In oktober 2019 wordt Arn docent aan KU Leuven-Campus Groep T, een job die hij nog een klein jaar combineert met het postdoc-project aan de UGent. “De informele, amicale sfeer en het internationale karakter van de Leuvense campus spraken me onmiddellijk aan “, vertelt Arn. “Voeg daarbij een rondleiding door collega Veerle Bloemen op de campus en ik was meteen verkocht. Mijn eerste lesopdracht begin 2020 was ook direct een meevaller: het master vak Biomedical Engineering, bestaande uit een reeks van zes workshops waarin de studenten een concreet biomedisch probleem aanpakken, van prototype tot pitching”.

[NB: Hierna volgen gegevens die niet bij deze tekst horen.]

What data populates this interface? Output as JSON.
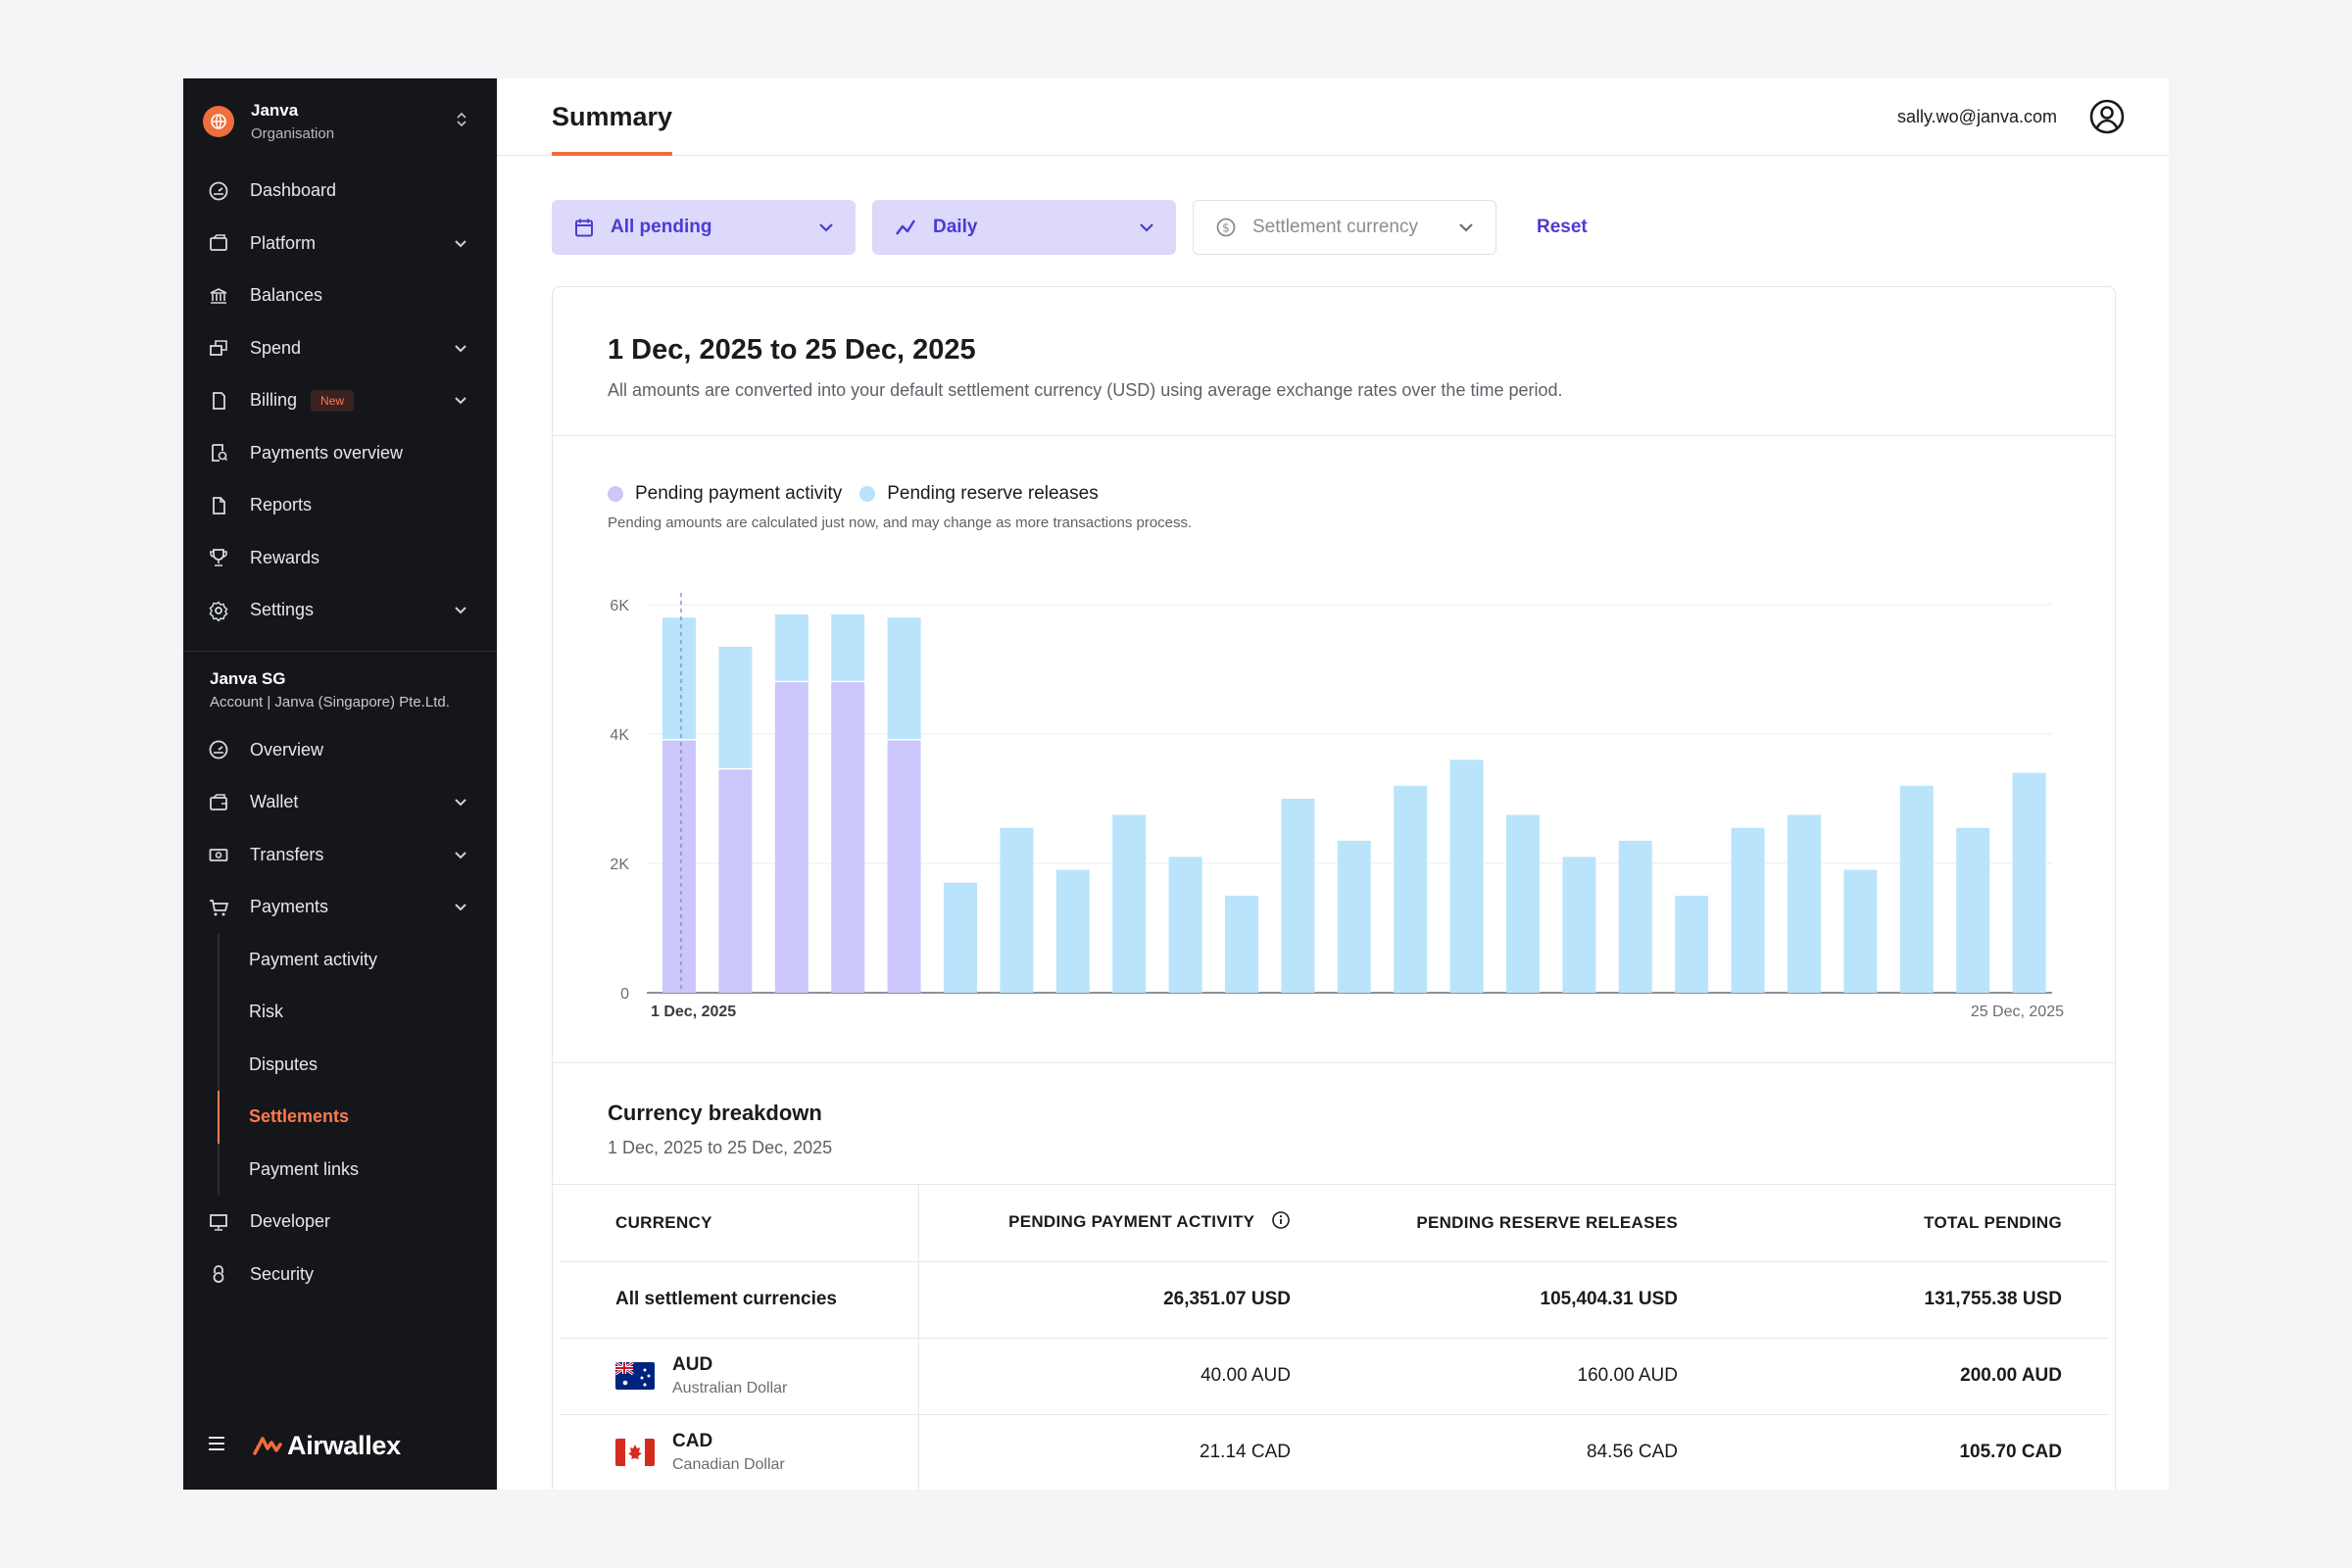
{
  "org": {
    "name": "Janva",
    "subtitle": "Organisation"
  },
  "nav": {
    "top_items": [
      {
        "label": "Dashboard"
      },
      {
        "label": "Platform"
      },
      {
        "label": "Balances"
      },
      {
        "label": "Spend"
      },
      {
        "label": "Billing",
        "badge": "New"
      },
      {
        "label": "Payments overview"
      },
      {
        "label": "Reports"
      },
      {
        "label": "Rewards"
      },
      {
        "label": "Settings"
      }
    ],
    "account": {
      "name": "Janva SG",
      "subtitle": "Account | Janva (Singapore) Pte.Ltd."
    },
    "account_items": [
      {
        "label": "Overview"
      },
      {
        "label": "Wallet"
      },
      {
        "label": "Transfers"
      },
      {
        "label": "Payments"
      }
    ],
    "payments_sub": [
      {
        "label": "Payment activity"
      },
      {
        "label": "Risk"
      },
      {
        "label": "Disputes"
      },
      {
        "label": "Settlements"
      },
      {
        "label": "Payment links"
      }
    ],
    "bottom_items": [
      {
        "label": "Developer"
      },
      {
        "label": "Security"
      }
    ],
    "brand": "Airwallex"
  },
  "header": {
    "tab": "Summary",
    "user_email": "sally.wo@janva.com"
  },
  "filters": {
    "status": "All pending",
    "interval": "Daily",
    "currency_placeholder": "Settlement currency",
    "reset": "Reset"
  },
  "summary": {
    "title": "1 Dec, 2025 to 25 Dec, 2025",
    "description": "All amounts are converted into your default settlement currency (USD) using average exchange rates over the time period."
  },
  "legend": {
    "note": "Pending amounts are calculated just now, and may change as more transactions process."
  },
  "colors": {
    "pending_payment": "#cbc7fb",
    "pending_reserve": "#b9e4fb",
    "accent": "#f06d3c",
    "link": "#4d3ad3"
  },
  "chart_data": {
    "type": "bar",
    "stacked": true,
    "y_ticks": [
      "6K",
      "4K",
      "2K",
      "0"
    ],
    "ylim": [
      0,
      6000
    ],
    "x_start_label": "1 Dec, 2025",
    "x_end_label": "25 Dec, 2025",
    "series": [
      {
        "name": "Pending payment activity",
        "values": [
          3900,
          3450,
          4800,
          4800,
          3900,
          0,
          0,
          0,
          0,
          0,
          0,
          0,
          0,
          0,
          0,
          0,
          0,
          0,
          0,
          0,
          0,
          0,
          0,
          0,
          0
        ]
      },
      {
        "name": "Pending reserve releases",
        "values": [
          1900,
          1900,
          1050,
          1050,
          1900,
          1700,
          2550,
          1900,
          2750,
          2100,
          1500,
          3000,
          2350,
          3200,
          3600,
          2750,
          2100,
          2350,
          1500,
          2550,
          2750,
          1900,
          3200,
          2550,
          3400
        ]
      }
    ]
  },
  "breakdown": {
    "title": "Currency breakdown",
    "subtitle": "1 Dec, 2025 to 25 Dec, 2025",
    "columns": [
      "CURRENCY",
      "PENDING PAYMENT ACTIVITY",
      "PENDING RESERVE RELEASES",
      "TOTAL PENDING"
    ],
    "total_row": {
      "label": "All settlement currencies",
      "activity": "26,351.07 USD",
      "reserve": "105,404.31 USD",
      "total": "131,755.38 USD"
    },
    "rows": [
      {
        "code": "AUD",
        "name": "Australian Dollar",
        "activity": "40.00 AUD",
        "reserve": "160.00 AUD",
        "total": "200.00 AUD"
      },
      {
        "code": "CAD",
        "name": "Canadian Dollar",
        "activity": "21.14 CAD",
        "reserve": "84.56 CAD",
        "total": "105.70 CAD"
      }
    ]
  }
}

In de onderzoeksgroep Biomaterials & Tissue Engineering waartoe zowel Veerle als Arn behoren, begint Arn met het creëren van nieuwe polymeren voor de creatie van slimme wondverbanden met diagnostische en antimicrobiële capaciteiten. “Opnieuw worden polymeren ingeschakeld. De polymeren in het verband zijn uitgerust met zogenaamde nanocontainers. Dat zijn minuscule bolletjes die bepaalde actieve materialen bevatten. Zo zijn er twee soorten. De eerste bevat een antimicrobiële verbinding, de tweede een zelfdovende kleurstof. Als de nanocontainers met de bacteriën in de infectie in contact komen, geven ze hun lading vrij. De antimicrobiële verbindingen gaan onmiddellijk de bacteriën te lijf. De intensiteit waarmee de kleurstof vrijkomt uit de tweede soort van nanocontainers geeft een indicatie aan de arts en de patiënt hoe het genezingsproces verloopt”.

Bioscience Centre

De onderzoeksgroep Biomaterials & Tissue Engineering telt inmiddels meer dan vijftien postdocs en PhD’ers, waarvan vier onder de rechtstreekse begeleiding van Arn. Tegelijk neemt het aantal onderzoeksprojecten toe.

Aan plannen en toekomstperspectieven hebben Arn en zijn collega’ geen gebrek. “Op korte termijn gaan we de biologische en de chemische aspecten van ons onderzoek onderbrengen in een gemeenschappelijk lab. Dat wordt de voorloper van onderzoeksruimtes binnen het Bioscience Centre dat over vijf jaar in Heverlee de deuren opent. Verder breiden we systematisch onze samenwerking uit met partners: nationaal zoals het UZ Gent of imec, maar ook internationaal met universiteiten en instituten zoals Laval University (Québec, Canada) en het Leibniz Institute of Surface Engineering (Leipzig, Duitsland). Ook in tal van hightech bedrijven zit nog een enorm potentieel aan kruis - bestuiving en samenwerking. Over vijf jaar zit ons nieuw gebouw gegarandeerd vol functionele materialen”.